About 280 bears were killed in New Jersey's six-day hunt aimed at thinning out the burgeoning population, which ended with more than 100 protesters waiting for hunters to emerge from the woods with their kills.

The hunt ended shortly after dusk Saturday with fewer bears killed than the 328 bagged in 2003, according to preliminary figures.

Black bears, once near extinction in the state, are now a common sight, menacing people, scampering through yards and rummaging in trash.

"I believe we'll now see a reduction in nuisance complaints, a reduction in serious complaints and that we'll get more information about these bears because of this," said Martin McHugh, director of the state's Division of Fish and Wildlife.
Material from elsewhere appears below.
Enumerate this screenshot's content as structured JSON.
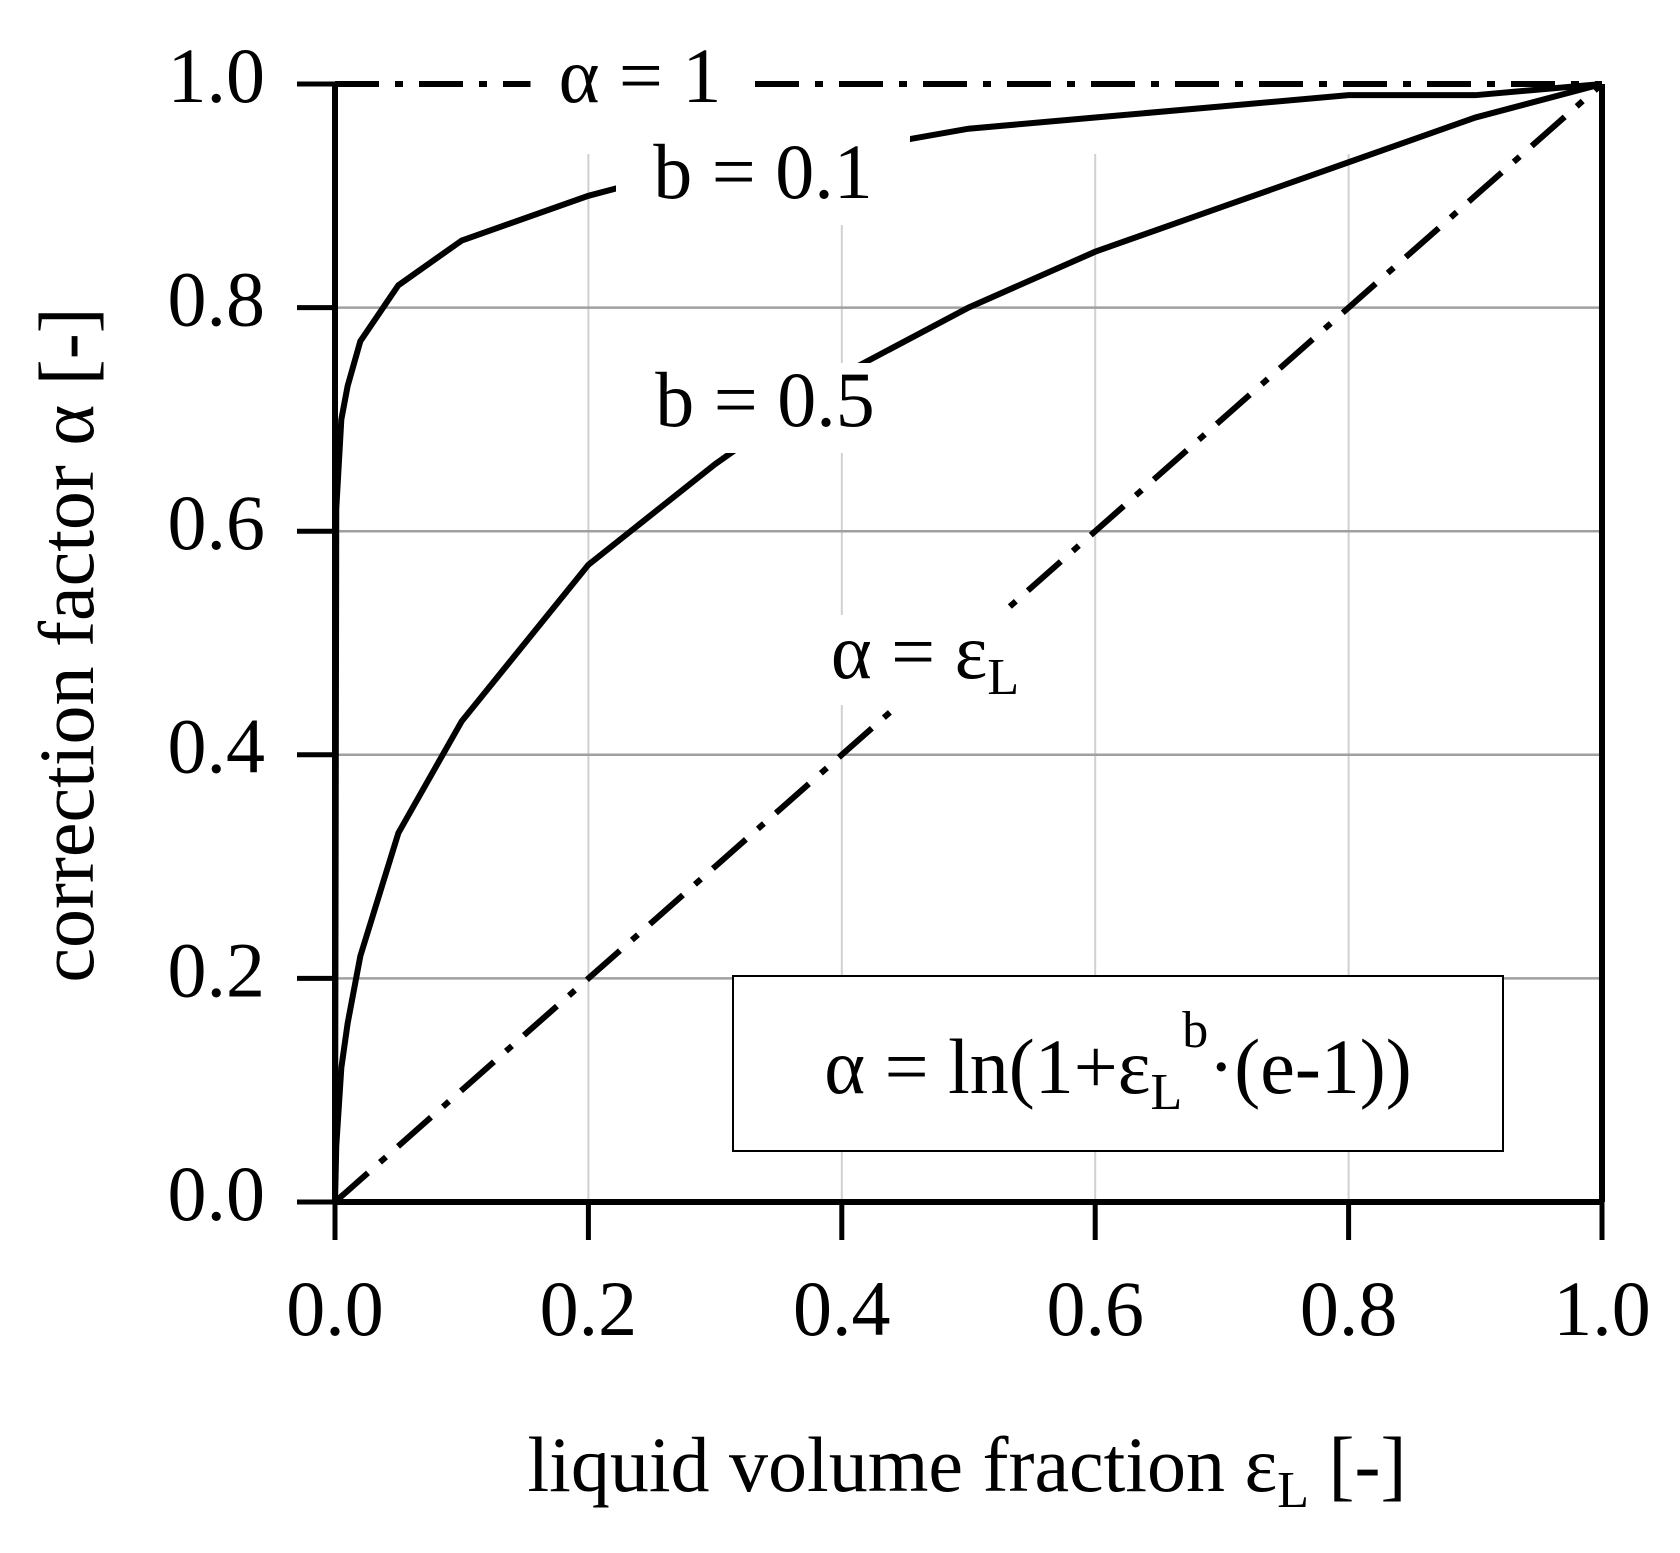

He would not say whether he expected another hunt next year but noted the state's black bear management plan recommends hunts in 2006 or 2007.

"There are no alternatives to manage the bear population next to a hunt," McHugh said.

More than 100 protesters, chanting and waving signs that read "I'd take a bullet for a bear," gathered at Wawayanda State Park in Vernon, where hunters brought their dead bears to be weighed and inspected.

Six were arrested, apparently for moving outside the permitted protest area.

"This is strictly a trophy hunt," said Lynda Smith, director of the West Milford-based Bear Education and Resource Group, who was among those arrested.